Beautiful girl smelling perfumeSwiss scientists have developed an analytical 'nose' that can differentiate between genuine and fake perfume products.

The technique - known as electrostatic spray ionization (ESTASI) - can analyse and identify counterfeit perfumes faster than conventional methods, according to the researchers from the École Polytechnique Fédérale de Lausanne (EPFL).
"The perfume market is growing significantly, and it is easy to find imitative fragrances of probably all types of perfume," say the researchers, who used their technique to analyse six fragrances from well-known manufacturers including Givenchy, Hermes and D&G.

Fake fragrances are usually of lower quality than authentic ones, which can damage the reputation of perfume companies and cost the cosmetic industry and consumers "significant amounts of money," they write in the journal Rapid Communications in Mass Spectrometry (RCMS).

Using ESTASI, the commercial fragrances were analysed and compared to a 'model' perfume made up of 10 different compounds. The results showed that the new method was able to quickly distinguish between authentic perfumes and a mock counterfeit.

ESTASI involves introducing a pulsed high voltage or alternating current high voltage to a sample, which becomes charged like a capacitor and releases ions as a spray. The ions are then analysed by a detector that records the electrical charge of each passing ion, resulting in a 'fingerprint' pattern that is unique to the tested sample and can be compared to other samples.

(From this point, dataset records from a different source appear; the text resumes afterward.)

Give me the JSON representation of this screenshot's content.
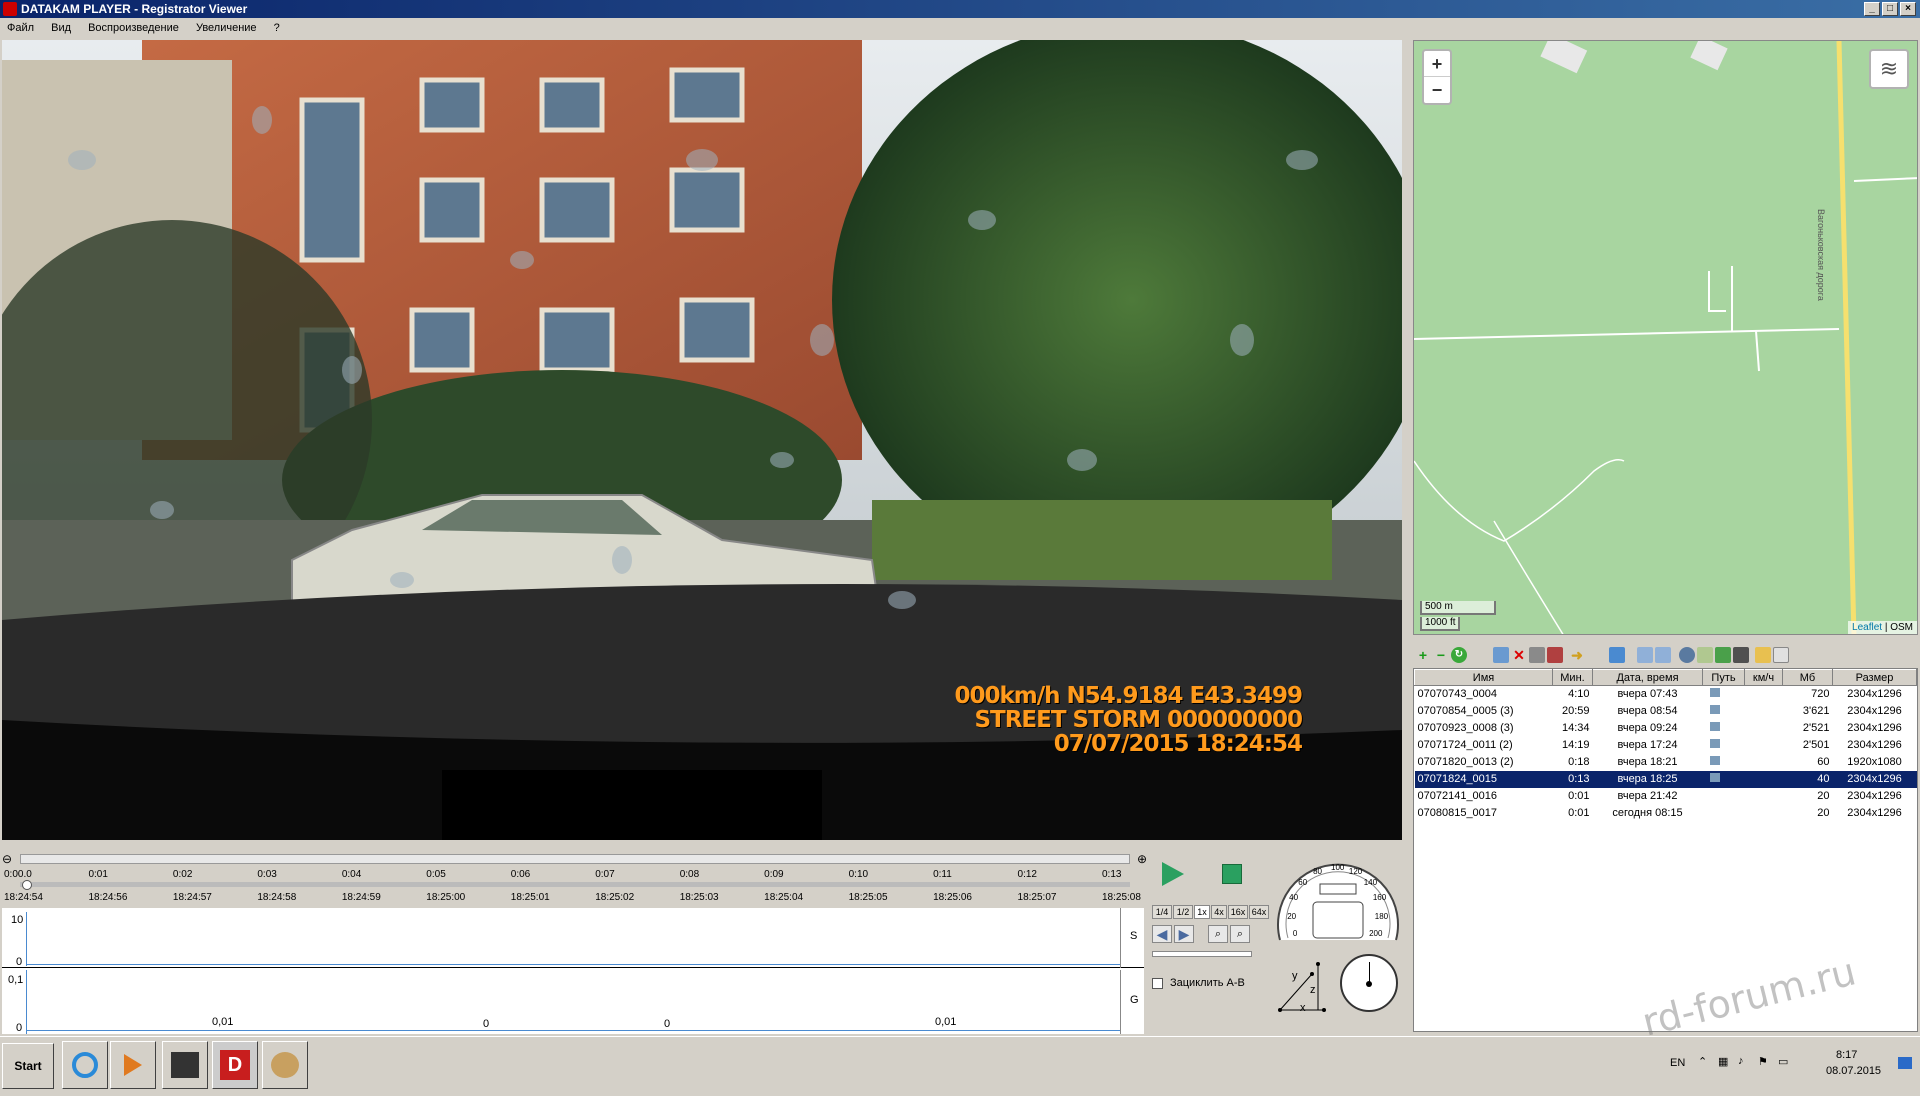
{
  "window": {
    "title": "DATAKAM PLAYER - Registrator Viewer",
    "buttons": {
      "minimize": "_",
      "maximize": "□",
      "close": "×"
    }
  },
  "menu": [
    "Файл",
    "Вид",
    "Воспроизведение",
    "Увеличение",
    "?"
  ],
  "video": {
    "osd_line1": "000km/h N54.9184 E43.3499",
    "osd_line2": "STREET STORM 000000000",
    "osd_line3": "07/07/2015 18:24:54"
  },
  "map": {
    "zoom_in": "+",
    "zoom_out": "−",
    "layers_icon": "layers-icon",
    "scale_metric": "500 m",
    "scale_imperial": "1000 ft",
    "road_label": "Вагоньковская дорога",
    "attribution_link": "Leaflet",
    "attribution_sep": " | ",
    "attribution_osm": "OSM"
  },
  "filelist": {
    "columns": [
      "Имя",
      "Мин.",
      "Дата, время",
      "Путь",
      "км/ч",
      "Мб",
      "Размер"
    ],
    "rows": [
      {
        "name": "07070743_0004",
        "min": "4:10",
        "datetime": "вчера 07:43",
        "mb": "720",
        "size": "2304x1296",
        "path": true,
        "selected": false
      },
      {
        "name": "07070854_0005 (3)",
        "min": "20:59",
        "datetime": "вчера 08:54",
        "mb": "3'621",
        "size": "2304x1296",
        "path": true,
        "selected": false
      },
      {
        "name": "07070923_0008 (3)",
        "min": "14:34",
        "datetime": "вчера 09:24",
        "mb": "2'521",
        "size": "2304x1296",
        "path": true,
        "selected": false
      },
      {
        "name": "07071724_0011 (2)",
        "min": "14:19",
        "datetime": "вчера 17:24",
        "mb": "2'501",
        "size": "2304x1296",
        "path": true,
        "selected": false
      },
      {
        "name": "07071820_0013 (2)",
        "min": "0:18",
        "datetime": "вчера 18:21",
        "mb": "60",
        "size": "1920x1080",
        "path": true,
        "selected": false
      },
      {
        "name": "07071824_0015",
        "min": "0:13",
        "datetime": "вчера 18:25",
        "mb": "40",
        "size": "2304x1296",
        "path": true,
        "selected": true
      },
      {
        "name": "07072141_0016",
        "min": "0:01",
        "datetime": "вчера 21:42",
        "mb": "20",
        "size": "2304x1296",
        "path": false,
        "selected": false
      },
      {
        "name": "07080815_0017",
        "min": "0:01",
        "datetime": "сегодня 08:15",
        "mb": "20",
        "size": "2304x1296",
        "path": false,
        "selected": false
      }
    ]
  },
  "timeline": {
    "elapsed": [
      "0:00.0",
      "0:01",
      "0:02",
      "0:03",
      "0:04",
      "0:05",
      "0:06",
      "0:07",
      "0:08",
      "0:09",
      "0:10",
      "0:11",
      "0:12",
      "0:13"
    ],
    "clock": [
      "18:24:54",
      "18:24:56",
      "18:24:57",
      "18:24:58",
      "18:24:59",
      "18:25:00",
      "18:25:01",
      "18:25:02",
      "18:25:03",
      "18:25:04",
      "18:25:05",
      "18:25:06",
      "18:25:07",
      "18:25:08"
    ]
  },
  "graphs": {
    "speed": {
      "axis_max": "10",
      "axis_min": "0",
      "side_label": "S"
    },
    "g": {
      "axis_max": "0,1",
      "axis_min": "0",
      "side_label": "G",
      "labels": [
        "0,01",
        "0",
        "0",
        "0,01"
      ]
    }
  },
  "controls": {
    "speeds": [
      "1/4",
      "1/2",
      "1x",
      "4x",
      "16x",
      "64x"
    ],
    "active_speed": "1x",
    "loop_label": "Зациклить A-B",
    "speedo_ticks": [
      "0",
      "20",
      "40",
      "60",
      "80",
      "100",
      "120",
      "140",
      "160",
      "180",
      "200"
    ],
    "axis_labels": {
      "x": "x",
      "y": "y",
      "z": "z"
    }
  },
  "taskbar": {
    "start": "Start",
    "lang": "EN",
    "time": "8:17",
    "date": "08.07.2015"
  },
  "watermark": "rd-forum.ru"
}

It has advantages over other technologies - including a related approach called electrospray ionisation (ESI) - because the samples require minimal or no chemical preparation in advance. That means ESTASI can be used as a rapid screen for samples that is "faster, real-time and … generates more data", according to the authors, led by EPFL's Prof. Hubert Girault.

The technique was able to handle perfume samples that were loaded onto commercial blotting paper, lint-free paper, store-bought perfume strips and in one case after being applied on skin.

Although still at a proof-of-concept stage, Girault and colleagues see this method eventually being applied in a wide range of areas in perfume manufacturing, including quality control and anti-counterfeiting activities.